I just have a small question regarding the conjugation of permutation groups.

Two permutations are conjugates iff they have the same cycle structure.

However the conjugation permutation, which i'll call s can be any cycle structure. (s-1 a s = b) where a, b and conjugate permutations by s

My question is, how can you find out how many conjugation permutations (s) are within a group which also conjugate a and b.

So for example (1 4 2)(3 5) conjugates to (1 2 4)(3 5) under s = (2 4), how could you find the number of alternate s's in the group of permutations with 5 objects?

Would it be like

(1 4 2) (3 5) is the same as (2 1 4) (35) which gives a different conjugation permutation,
another is

(4 1 2)(3 5), then these two with (5 3) instead of ( 3 5),

so that gives 6 different arrangements, and similarly (1 2 4) (35) has 6 different arrangements,

and each arrangement would produce a different conjugation permutation (s)

so altogether there would be 6x6=36 permutations have the property that
s-1 a s = b ?

Would each of the arrangements produce a unique conjugation permutation (s) ?
I went through about 6 and I got no overlapping conjugation permutations but I find it a little hard to a imagine there would be unique conjugation permutations for each of the 36 arrangements.

Thanks in advance

 

[morphism]

I'm really confused by your question. Every single s will produce a conjugate of a, namely $sas^{-1}$. Of course, different s and t might give the same conjugate $sas^{-1}=tat^{-1}$.

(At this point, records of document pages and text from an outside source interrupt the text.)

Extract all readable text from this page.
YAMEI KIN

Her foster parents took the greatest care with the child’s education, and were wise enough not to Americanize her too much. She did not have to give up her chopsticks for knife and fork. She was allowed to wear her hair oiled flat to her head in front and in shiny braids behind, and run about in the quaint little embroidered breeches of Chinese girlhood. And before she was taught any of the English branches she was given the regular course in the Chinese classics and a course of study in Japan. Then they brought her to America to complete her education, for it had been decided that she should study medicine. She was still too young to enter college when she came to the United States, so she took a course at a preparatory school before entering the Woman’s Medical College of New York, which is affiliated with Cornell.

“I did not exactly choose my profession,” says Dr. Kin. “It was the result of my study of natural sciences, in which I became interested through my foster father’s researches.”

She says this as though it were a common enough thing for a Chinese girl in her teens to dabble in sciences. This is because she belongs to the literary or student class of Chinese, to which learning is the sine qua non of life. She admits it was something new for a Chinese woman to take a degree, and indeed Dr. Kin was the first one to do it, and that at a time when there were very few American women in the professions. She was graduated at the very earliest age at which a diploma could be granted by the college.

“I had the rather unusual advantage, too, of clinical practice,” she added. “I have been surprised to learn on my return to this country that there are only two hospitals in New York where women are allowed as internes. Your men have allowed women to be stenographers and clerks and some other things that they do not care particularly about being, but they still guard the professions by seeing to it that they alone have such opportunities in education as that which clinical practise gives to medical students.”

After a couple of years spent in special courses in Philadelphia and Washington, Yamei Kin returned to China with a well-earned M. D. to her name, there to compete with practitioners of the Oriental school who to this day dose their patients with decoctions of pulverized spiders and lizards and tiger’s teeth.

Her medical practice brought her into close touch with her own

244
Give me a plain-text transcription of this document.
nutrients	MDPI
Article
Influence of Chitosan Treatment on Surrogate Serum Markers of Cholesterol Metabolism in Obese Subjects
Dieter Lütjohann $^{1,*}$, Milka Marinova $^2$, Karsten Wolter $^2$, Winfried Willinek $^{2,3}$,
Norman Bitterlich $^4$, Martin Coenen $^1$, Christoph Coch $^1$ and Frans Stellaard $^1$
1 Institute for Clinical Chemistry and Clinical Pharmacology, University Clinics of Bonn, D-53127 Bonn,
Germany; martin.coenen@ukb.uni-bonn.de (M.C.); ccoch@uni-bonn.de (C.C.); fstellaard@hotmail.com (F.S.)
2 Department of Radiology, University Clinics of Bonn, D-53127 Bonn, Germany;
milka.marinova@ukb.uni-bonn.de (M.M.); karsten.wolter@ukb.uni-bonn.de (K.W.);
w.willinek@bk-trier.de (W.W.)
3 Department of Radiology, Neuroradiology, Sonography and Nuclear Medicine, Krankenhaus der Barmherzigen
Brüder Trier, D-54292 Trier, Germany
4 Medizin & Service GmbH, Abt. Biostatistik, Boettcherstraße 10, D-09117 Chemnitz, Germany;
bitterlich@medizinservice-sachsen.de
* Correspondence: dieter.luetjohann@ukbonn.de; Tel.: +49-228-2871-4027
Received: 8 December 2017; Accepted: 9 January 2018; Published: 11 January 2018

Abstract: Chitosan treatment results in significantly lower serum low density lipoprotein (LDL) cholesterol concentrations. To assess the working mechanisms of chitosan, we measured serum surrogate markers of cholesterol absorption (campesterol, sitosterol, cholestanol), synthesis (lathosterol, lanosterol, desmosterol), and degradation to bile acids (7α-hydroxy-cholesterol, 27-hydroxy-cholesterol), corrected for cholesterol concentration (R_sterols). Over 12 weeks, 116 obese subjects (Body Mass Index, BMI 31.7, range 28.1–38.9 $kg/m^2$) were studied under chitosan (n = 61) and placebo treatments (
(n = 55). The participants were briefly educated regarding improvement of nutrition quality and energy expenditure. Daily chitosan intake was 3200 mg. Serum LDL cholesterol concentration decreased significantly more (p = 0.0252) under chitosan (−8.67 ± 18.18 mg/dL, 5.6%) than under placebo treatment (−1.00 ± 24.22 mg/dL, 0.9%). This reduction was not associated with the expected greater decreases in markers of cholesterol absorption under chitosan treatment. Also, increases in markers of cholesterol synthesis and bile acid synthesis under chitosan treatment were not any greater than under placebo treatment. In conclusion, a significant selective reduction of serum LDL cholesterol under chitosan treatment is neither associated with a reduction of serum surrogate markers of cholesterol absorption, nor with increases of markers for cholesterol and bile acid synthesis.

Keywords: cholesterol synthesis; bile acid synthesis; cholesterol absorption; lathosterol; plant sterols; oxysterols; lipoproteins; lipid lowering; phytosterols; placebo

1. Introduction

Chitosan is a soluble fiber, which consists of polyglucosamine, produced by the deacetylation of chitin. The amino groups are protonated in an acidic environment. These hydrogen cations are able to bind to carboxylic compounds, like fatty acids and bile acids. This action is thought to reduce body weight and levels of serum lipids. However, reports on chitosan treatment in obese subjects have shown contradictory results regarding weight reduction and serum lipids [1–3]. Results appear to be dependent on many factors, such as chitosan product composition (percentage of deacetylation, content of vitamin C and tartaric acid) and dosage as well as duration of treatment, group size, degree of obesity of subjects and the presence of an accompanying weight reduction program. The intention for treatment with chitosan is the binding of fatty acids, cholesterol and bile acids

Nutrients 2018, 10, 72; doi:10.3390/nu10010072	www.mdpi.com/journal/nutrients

But surely that's not what you're asking about... Did you intend to say that you have a fixed a and b in S_5, and you want to count the number of elements s such that $sas^{-1}=b$?

 

[physicsjock]

Yea that's right I want to count the number of s for fixed a and b,

Sorry for not explaining it well,

Is the way I wrote correct for a = (1 4 2)(3 5) and b = (1 2 4)(3 5)?

The first s would be (2 4),

Then rewritting a as (2 1 4)(3 5) the next would be (1 2)

Then rewritting as (4 2 1) (3 5) to get another (1 4)

Then (1 4 2)(5 3) gives (3 5)

and so on

I checked and each of these, (2 4), (1 2), (1 4) and (3 5) correctly conjugate (1 4 2)(35) to b

so would that suggest there are 6 different possible s for a and b?

Since there are 3 arrangements of (1 4 2) and 2 arrangements of (3 5) which give the same permutation.

Thanks for answering =]

 

[morphism]

Yes, that's correct.

You can get a formula for general a and b (of the same cycle type) in S_n as follows. Begin by noting that $$ |\{s\in S_n \mid sas^{-1}=b\}| = |\{s\in S_n \mid sas^{-1}=a\}|. $$ But the RHS is simply the order $|C_{S_n}(a)|$ of the centralizer of a in S_n, and this is the number you want. Now recall that the order of the centralizer of a is equal to the order of S_n divided by the size of the conjugacy class of a (this follows, for example, from the orbit-stabilizer formula), and there is a general formula for the latter - see e.g. here.

Let's work this out for a=(142)(35) in S_5. The size of the conjugacy class of a is (5*4*3)/3=20, so the order of the centralizer of a is 5!/20=6, confirming your answer.